The first thing I noticed was that aside from a few moms there to watch over their kids, all the protestors were obviously below driving age. Surely there had to have been plenty of older kids, in their late teens, that had the day off, or could have taken it to support their siblings, or the "Cause". Where-TF, were they? I'll tell you where, off driving their cars, just like these ardent little protestors in the pic above probably are today. In their first car, no doubt a cheap ice car.
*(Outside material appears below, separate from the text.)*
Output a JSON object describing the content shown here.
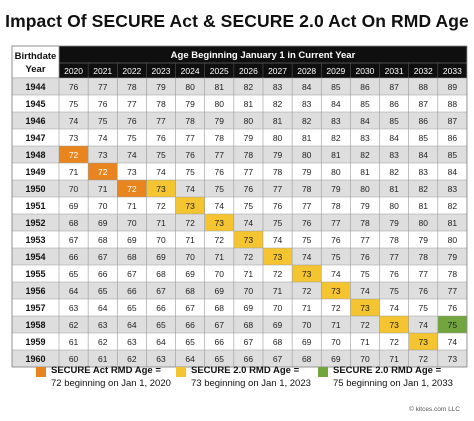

I also wondered how these kids got there? I saw no bicycles, and knowing the helicopter parent obsession with driving kids everywhere these days I have to assume mom drove them across town in the air-conditioned car, from their air-conditioned home, powered by a coal burning plant. No doubt they had to stop at McDonalds on the way home for a Victory lunch too. So at the end of the day these spoilt brats are living high on the Hog thanks to the oil and coal their parents consume. They are climate destroyers by proxy. Hypocrites by any other measure.
 

New Tesla Roadster won’t really be a car, says Elon Musk


Musk also doubled down on the plan to make it a partnership with SpaceX as he previously said that the vehicle would be equipped with cold air thrusters to make it faster. He added that the new Roadster is going to accelerate from 0 to 60 mph in less than a second – making it the quickest vehicle in the world.

Just in time too. Go Elon You can expect some rocketry stuff there
But remember the sage advice, Never read the comments.

Edit: It's really quite a smart business decision when you think about it. The world is getting flooded with cheap Chinese and Korean at the low end of the market so he's targeting the very top end, the rich patriots.